Samantha Schroth is an MD-PhD trainee at Northwestern University Feinberg School of Medicine in Chicago. She identifies as a Disabled woman and manual-wheelchair user, following a spinal-cord injury in 2013—an experience she utilizes to advocate for access and inclusion for medical learners with disabilities, and healthcare equity for patients identifying as Disabled. Her pieces have appeared in the Journal of Academic Medicine and the Chicago Tribune. “Never keen to sit still, I’m an avid marathoner, a proud cat mom and perpetually on the search for the best cup of coffee.”

Comments

5 thoughts on “The Sounds of Inclusion”

  1. How things have changed. Not so long ago people who were wheelchair bound were excluded almost everywhere. I’m not paralyzed but have to use a power chair. So many homes in my neighborhood have steps out front making a knock on the door impossible. It took us a year to find this house, level all the way through with access to a ramp out the back door. I’m past my working years now, though I was disabled at age 48, and am so impressed with your perseverance and patience.

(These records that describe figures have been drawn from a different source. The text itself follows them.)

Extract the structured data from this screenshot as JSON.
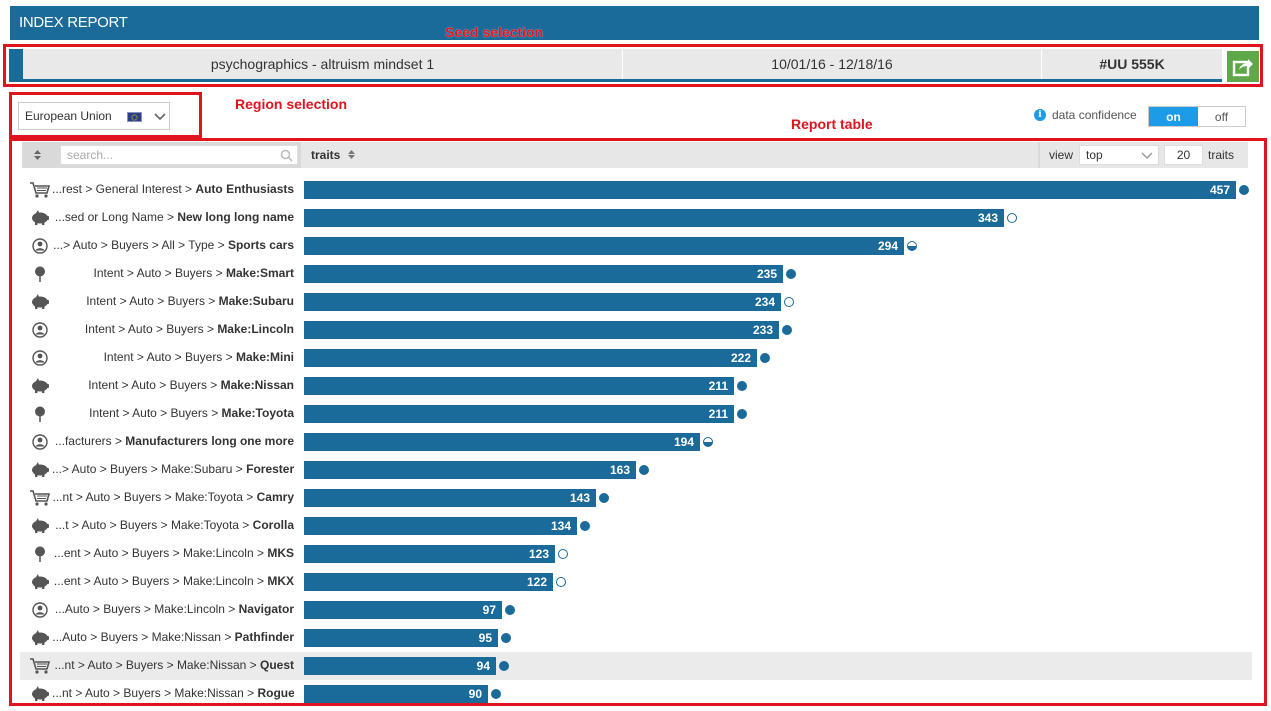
{
  "header": {
    "title": "INDEX REPORT"
  },
  "annotations": {
    "seed": "Seed selection",
    "region": "Region selection",
    "table": "Report table"
  },
  "seed": {
    "name": "psychographics - altruism mindset 1",
    "dates": "10/01/16 - 12/18/16",
    "uu": "#UU 555K",
    "export_icon": "export-icon"
  },
  "region": {
    "selected": "European Union",
    "flag": "eu-flag-icon"
  },
  "confidence": {
    "label": "data confidence",
    "on": "on",
    "off": "off",
    "active": "on"
  },
  "table": {
    "search_placeholder": "search...",
    "traits_header": "traits",
    "view_label": "view",
    "view_selected": "top",
    "view_count": "20",
    "view_suffix": "traits",
    "max_value": 457,
    "rows": [
      {
        "icon": "cart",
        "prefix": "...rest > General Interest > ",
        "name": "Auto Enthusiasts",
        "value": 457,
        "conf": "full"
      },
      {
        "icon": "piggy",
        "prefix": "...sed or Long Name > ",
        "name": "New long long name",
        "value": 343,
        "conf": "empty"
      },
      {
        "icon": "person",
        "prefix": "...> Auto > Buyers > All > Type > ",
        "name": "Sports cars",
        "value": 294,
        "conf": "half"
      },
      {
        "icon": "pin",
        "prefix": "Intent > Auto > Buyers > ",
        "name": "Make:Smart",
        "value": 235,
        "conf": "full"
      },
      {
        "icon": "piggy",
        "prefix": "Intent > Auto > Buyers > ",
        "name": "Make:Subaru",
        "value": 234,
        "conf": "empty"
      },
      {
        "icon": "person",
        "prefix": "Intent > Auto > Buyers > ",
        "name": "Make:Lincoln",
        "value": 233,
        "conf": "full"
      },
      {
        "icon": "person",
        "prefix": "Intent > Auto > Buyers > ",
        "name": "Make:Mini",
        "value": 222,
        "conf": "full"
      },
      {
        "icon": "piggy",
        "prefix": "Intent > Auto > Buyers > ",
        "name": "Make:Nissan",
        "value": 211,
        "conf": "full"
      },
      {
        "icon": "pin",
        "prefix": "Intent > Auto > Buyers > ",
        "name": "Make:Toyota",
        "value": 211,
        "conf": "full"
      },
      {
        "icon": "person",
        "prefix": "...facturers > ",
        "name": "Manufacturers long one more",
        "value": 194,
        "conf": "half"
      },
      {
        "icon": "piggy",
        "prefix": "...> Auto > Buyers > Make:Subaru > ",
        "name": "Forester",
        "value": 163,
        "conf": "full"
      },
      {
        "icon": "cart",
        "prefix": "...nt > Auto > Buyers > Make:Toyota > ",
        "name": "Camry",
        "value": 143,
        "conf": "full"
      },
      {
        "icon": "piggy",
        "prefix": "...t > Auto > Buyers > Make:Toyota > ",
        "name": "Corolla",
        "value": 134,
        "conf": "full"
      },
      {
        "icon": "pin",
        "prefix": "...ent > Auto > Buyers > Make:Lincoln > ",
        "name": "MKS",
        "value": 123,
        "conf": "empty"
      },
      {
        "icon": "piggy",
        "prefix": "...ent > Auto > Buyers > Make:Lincoln > ",
        "name": "MKX",
        "value": 122,
        "conf": "empty"
      },
      {
        "icon": "person",
        "prefix": "...Auto > Buyers > Make:Lincoln > ",
        "name": "Navigator",
        "value": 97,
        "conf": "full"
      },
      {
        "icon": "piggy",
        "prefix": "...Auto > Buyers > Make:Nissan > ",
        "name": "Pathfinder",
        "value": 95,
        "conf": "full"
      },
      {
        "icon": "cart",
        "prefix": "...nt > Auto > Buyers > Make:Nissan > ",
        "name": "Quest",
        "value": 94,
        "conf": "full",
        "highlight": true
      },
      {
        "icon": "piggy",
        "prefix": "...nt > Auto > Buyers > Make:Nissan > ",
        "name": "Rogue",
        "value": 90,
        "conf": "full"
      }
    ]
  },
  "colors": {
    "brand": "#1a6a9a",
    "accent": "#1c9be8",
    "export": "#5fa84a",
    "annotation": "#e0141e"
  }
}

  2. Thanks for sharing your insight and observations. You have so very much to share, enlighten, and educate people about, plus so very much to provide to, and with, others. Best wishes on your life’s continuing journey….which so far, sounds extraordinary.

  3. In response to your accident you have shown amazing gumption and determination to survive, rehab, and go forward with yours life’s plans. I salute you for it and for using what you learned the hard way to better understand the patients you see.

  4. An amazing essay that serves as a strong reminder that all of us need to seek ways to be inclusive. I wish you much satisfaction, health and productivity as you navigate the river you are embarking on.